None of the men in the room—not the officers, not West, not Alessandro, and not Jude, who’s in the corner waiting for orders on how to help—contradict me.
“We shut down the roads,” Alessandro tells me. “He couldn’t have been gone more than fifteen minutes before we noticed.”
“Cam activated Bluewater’s SOS system,” Jude tells me. “We’re accounting for every boat in the marina and every plane at the landing strip.”
“Shutting down the causeway too,” one of the officers tells me. “They can’t get back to the mainland without a vehicle search.”
My little baby.
He’s so helpless. And little. And alone.
“I shouldn’t have taken him to the party.”
I barely whisper it, but suddenly West is there, wrapping me in his arms. “Daisy—”
“No.” I shake free. “I know better. I know better.
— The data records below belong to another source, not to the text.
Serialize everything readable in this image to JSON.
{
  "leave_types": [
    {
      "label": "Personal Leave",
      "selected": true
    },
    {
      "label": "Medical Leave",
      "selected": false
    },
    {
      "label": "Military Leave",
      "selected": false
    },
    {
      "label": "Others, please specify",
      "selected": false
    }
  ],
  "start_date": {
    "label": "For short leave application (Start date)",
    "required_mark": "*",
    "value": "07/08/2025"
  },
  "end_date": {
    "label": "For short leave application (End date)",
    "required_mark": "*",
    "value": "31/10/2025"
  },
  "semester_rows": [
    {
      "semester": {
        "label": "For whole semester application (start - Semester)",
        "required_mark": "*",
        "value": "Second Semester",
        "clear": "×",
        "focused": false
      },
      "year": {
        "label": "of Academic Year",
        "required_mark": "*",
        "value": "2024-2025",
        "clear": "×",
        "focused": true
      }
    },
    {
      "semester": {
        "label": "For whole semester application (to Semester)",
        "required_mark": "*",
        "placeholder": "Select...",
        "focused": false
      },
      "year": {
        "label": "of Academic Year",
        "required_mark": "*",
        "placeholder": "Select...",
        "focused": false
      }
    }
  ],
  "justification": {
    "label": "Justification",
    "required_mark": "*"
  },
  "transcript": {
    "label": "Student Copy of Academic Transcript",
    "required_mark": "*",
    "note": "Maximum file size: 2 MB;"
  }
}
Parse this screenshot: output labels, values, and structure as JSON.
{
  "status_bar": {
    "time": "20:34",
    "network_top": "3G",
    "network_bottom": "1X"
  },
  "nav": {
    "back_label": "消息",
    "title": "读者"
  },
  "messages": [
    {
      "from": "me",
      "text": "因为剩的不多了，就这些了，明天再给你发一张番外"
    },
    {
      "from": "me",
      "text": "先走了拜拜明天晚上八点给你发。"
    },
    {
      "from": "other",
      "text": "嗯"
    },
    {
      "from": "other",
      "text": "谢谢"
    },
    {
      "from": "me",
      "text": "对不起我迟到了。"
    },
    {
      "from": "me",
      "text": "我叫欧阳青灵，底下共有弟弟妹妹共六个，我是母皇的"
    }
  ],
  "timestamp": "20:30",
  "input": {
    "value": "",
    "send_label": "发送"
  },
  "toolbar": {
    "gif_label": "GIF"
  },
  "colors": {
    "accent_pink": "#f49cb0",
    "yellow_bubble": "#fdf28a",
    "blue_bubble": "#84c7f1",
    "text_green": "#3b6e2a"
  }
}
There’s never safe when there’s money involved. Money can buy anything, and I put him in the middle of dozens of people and let my guard down.”
“We both knew better. This isn’t on you.”
“Where are we looking? Where can I help? Get me a flashlight. I’m going out. Have you searched the beaches? The pool houses? What are we doing standing here talking?”
“We need to be with you if the kidnapper calls—” the officer starts.
“This kidnapper doesn’t want money. He wants Remy.” I fly into motion, because I can’t stand still.
Remy’s out there somewhere.
He’s out there, and I have to find him.
Not for Julienne.
Not for my grandmother.
For me.
He’s mine. Mine to love. Mine to raise. Mine to save.
I don’t care how he came to be here in my life. Or how much sleep I lose, or how many dirty diapers I have to change, because that gummy smile—that sweet, innocent adoration, that happy coo, his chubby little face when he’s falling asleep on a bottle, the way I swear he’s trying to tell me stories every morning—he’s become my everything.
I can’t imagine a day without him.
West falls into step next to me as I head for my shoe closet. “I’ll go with you.”
And there’s the other half of my everything.
The one I’ve let down so very, very badly.
It was bound to happen sooner or later, wasn’t it?